Choosing a different path was a decision within a process that happened over time. It came with a great deal of wrestling (and unfortunately not without guilt). I’ve hurt my family deeply by questioning the beliefs I grew up with. My choice to become more open to ideas and other religions was neither supported nor celebrated.

I had to be willing to go forward completely alienated from many of my friends because they could no longer connect with me and relate to my struggle.

I don’t believe leaving a church is as easily categorized as “knowing what ought to be done and yet refusing to do it.”

I have chosen to make the Emergent Cohort my church; I do not attend another church. But I remain sympathetic to people who still choose to attend church where they are not quite able to embrace all. And while they hold that tension (from McLaren), I hope to encourage anyone to awaken to all that God has for them even if it involves some risk.

For this, I will allow as much time as needed.

Andrew said...

Great post, Greg.

I see his point but disagree with what he's saying. I think it's a sign of a healthy church that lot's of people are asking questions, thinking things through, potentially disagreeing. Otherwise, group-think takes over. (Cue the Monty Python clip: We're all unique!! We're all individuals!!) He's stance is extreme to make a point, but where are these people supposed to turn if not back to the church? Emergent groups serve as a good outlet, but they also plant seeds of broader truth that would challenge more institutionaly control.

I guess my response is: as opposed to what? It's really easy to point out the flaws, but what are these people to do? Abandon church life, friendships, loving faith communities? Or keep quiet and stop thinking? It seems like if we are going to think critically in church, we have to be okay with some people taking part without completely agreeing. If any of us waited to find a church we agreed completely with, we'd never find it. Given that, I think it's just natural that people discuss the things that are different.

clark k said...

The differences between denominations and individual churches are sometimes major- closed or open communion; ordaining women and/or homosexuals- and sometimes minor- what kind of music you play- and you are right that it is rare to find a congregation that does everything exactly the way you would like it to be. I think you have to decide which beliefs and practices in worship are most important to you, make you feel your relationship with God is strong and productive, and find a place that gives you the best opportunity to express those beliefs.

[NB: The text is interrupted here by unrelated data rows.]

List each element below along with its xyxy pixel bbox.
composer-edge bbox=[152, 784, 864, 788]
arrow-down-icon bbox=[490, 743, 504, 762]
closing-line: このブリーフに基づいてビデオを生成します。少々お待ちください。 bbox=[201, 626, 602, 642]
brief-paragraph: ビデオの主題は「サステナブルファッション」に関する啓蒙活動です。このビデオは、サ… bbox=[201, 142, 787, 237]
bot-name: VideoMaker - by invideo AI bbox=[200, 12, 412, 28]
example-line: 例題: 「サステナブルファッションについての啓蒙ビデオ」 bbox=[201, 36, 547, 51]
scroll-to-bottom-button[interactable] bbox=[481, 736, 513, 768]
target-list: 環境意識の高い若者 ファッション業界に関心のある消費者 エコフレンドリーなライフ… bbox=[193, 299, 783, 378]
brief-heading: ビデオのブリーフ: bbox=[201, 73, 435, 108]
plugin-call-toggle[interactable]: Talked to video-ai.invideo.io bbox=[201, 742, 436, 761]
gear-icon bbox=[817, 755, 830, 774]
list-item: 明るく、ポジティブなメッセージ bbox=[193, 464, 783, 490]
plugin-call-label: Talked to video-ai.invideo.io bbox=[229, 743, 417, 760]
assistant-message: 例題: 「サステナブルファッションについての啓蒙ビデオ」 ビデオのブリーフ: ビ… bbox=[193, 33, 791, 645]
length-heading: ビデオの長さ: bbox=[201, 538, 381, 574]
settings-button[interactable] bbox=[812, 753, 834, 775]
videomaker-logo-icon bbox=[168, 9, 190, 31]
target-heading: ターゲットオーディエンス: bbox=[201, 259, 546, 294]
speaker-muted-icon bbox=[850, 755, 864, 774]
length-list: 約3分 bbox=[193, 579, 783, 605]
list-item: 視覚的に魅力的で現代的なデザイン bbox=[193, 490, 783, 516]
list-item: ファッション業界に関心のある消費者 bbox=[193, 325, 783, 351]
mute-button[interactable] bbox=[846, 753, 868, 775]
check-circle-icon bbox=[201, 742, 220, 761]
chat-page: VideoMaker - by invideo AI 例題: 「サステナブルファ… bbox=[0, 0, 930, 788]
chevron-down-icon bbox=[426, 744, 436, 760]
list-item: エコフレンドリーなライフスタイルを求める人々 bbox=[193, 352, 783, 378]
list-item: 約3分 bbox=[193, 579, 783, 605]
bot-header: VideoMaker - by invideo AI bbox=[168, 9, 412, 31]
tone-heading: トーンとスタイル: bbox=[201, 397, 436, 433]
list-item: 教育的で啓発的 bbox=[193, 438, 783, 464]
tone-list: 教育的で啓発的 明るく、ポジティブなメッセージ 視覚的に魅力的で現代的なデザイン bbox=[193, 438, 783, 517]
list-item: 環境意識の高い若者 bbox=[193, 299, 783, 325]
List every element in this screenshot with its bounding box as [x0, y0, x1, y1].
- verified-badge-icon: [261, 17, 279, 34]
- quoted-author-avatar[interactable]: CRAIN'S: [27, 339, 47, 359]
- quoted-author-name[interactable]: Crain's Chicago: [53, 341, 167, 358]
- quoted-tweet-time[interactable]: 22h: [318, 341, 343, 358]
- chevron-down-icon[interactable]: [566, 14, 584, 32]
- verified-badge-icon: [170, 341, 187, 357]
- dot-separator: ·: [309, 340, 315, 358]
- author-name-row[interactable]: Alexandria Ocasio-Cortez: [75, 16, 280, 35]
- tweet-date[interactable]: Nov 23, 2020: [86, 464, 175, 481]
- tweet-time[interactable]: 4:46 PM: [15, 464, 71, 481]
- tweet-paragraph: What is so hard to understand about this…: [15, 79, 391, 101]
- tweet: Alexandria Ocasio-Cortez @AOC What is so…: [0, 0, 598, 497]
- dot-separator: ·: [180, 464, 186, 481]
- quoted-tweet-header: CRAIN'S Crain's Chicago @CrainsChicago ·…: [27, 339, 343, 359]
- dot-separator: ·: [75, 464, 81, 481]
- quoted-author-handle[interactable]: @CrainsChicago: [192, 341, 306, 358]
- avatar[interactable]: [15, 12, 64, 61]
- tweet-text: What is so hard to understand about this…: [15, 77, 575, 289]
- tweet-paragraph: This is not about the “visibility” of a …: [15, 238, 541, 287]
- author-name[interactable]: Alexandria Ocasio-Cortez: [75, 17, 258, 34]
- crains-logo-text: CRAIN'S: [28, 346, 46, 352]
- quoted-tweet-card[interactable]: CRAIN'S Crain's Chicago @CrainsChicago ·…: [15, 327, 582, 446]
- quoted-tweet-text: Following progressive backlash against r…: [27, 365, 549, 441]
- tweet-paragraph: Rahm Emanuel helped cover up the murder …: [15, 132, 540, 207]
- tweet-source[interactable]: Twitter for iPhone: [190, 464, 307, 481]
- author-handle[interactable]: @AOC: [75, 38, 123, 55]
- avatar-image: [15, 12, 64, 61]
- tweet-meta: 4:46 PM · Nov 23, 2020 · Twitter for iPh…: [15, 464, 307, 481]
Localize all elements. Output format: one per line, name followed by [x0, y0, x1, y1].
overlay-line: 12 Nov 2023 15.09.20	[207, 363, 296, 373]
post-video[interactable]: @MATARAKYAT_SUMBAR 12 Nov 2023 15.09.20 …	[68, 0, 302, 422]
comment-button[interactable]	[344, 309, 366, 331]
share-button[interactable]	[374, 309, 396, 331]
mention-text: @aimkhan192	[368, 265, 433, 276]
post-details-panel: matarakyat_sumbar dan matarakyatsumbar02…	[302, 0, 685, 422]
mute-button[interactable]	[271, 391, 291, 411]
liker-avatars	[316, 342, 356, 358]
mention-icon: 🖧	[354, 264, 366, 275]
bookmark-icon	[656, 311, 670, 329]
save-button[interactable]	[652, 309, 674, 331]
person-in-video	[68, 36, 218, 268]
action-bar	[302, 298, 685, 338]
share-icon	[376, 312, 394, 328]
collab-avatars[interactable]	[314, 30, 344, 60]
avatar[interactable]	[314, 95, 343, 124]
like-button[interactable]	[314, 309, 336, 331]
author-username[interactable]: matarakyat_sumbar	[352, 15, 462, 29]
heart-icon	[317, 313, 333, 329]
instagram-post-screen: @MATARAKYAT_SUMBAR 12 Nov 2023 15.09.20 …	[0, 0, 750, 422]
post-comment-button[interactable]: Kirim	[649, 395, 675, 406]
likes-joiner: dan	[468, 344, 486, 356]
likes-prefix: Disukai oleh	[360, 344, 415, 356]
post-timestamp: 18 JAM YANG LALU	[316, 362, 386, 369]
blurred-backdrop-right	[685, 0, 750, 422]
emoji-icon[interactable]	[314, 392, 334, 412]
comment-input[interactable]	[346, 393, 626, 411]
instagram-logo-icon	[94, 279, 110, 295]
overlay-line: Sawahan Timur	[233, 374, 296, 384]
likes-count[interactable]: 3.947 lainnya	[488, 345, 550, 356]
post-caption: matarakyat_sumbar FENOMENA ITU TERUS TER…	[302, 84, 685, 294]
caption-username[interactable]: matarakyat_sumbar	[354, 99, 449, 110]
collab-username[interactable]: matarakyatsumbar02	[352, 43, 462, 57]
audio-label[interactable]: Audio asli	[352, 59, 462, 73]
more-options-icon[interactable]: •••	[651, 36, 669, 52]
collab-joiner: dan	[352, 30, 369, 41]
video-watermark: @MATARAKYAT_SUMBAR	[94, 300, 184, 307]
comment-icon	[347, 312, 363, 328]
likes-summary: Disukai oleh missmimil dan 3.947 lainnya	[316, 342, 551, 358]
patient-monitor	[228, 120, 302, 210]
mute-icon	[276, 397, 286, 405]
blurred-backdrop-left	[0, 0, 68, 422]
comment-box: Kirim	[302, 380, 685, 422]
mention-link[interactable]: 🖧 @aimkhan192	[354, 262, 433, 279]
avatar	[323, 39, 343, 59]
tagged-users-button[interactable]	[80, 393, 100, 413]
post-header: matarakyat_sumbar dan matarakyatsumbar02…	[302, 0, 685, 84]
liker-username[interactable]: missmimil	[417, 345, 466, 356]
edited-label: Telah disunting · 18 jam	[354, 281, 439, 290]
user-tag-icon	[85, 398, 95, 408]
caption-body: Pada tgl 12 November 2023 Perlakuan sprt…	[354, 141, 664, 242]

The blog didn't specify if these examples were minor differences or fundamental theological beliefs; the first paragraph seemed to indicate a wide range of disagreements form "what" to "how". It also didn't say whether they were openly discussing their differences with their fellow practitioners or hiding their disagreements. A healthy relationship depends on open honesty. The difficulty of disrupting personal relationships by changing churches should be secondary to the concern over having healthy relationships with both God and your fellow worshipers. Are his "confident, aware, independent" friends openly discussing differences in worship practices, or are they hiding differences in basic belief? How healthy are their relationships?

I don't claim that this is an easy or quick transition to make, but the wording of the blog indicated to me such changes were not even being considered.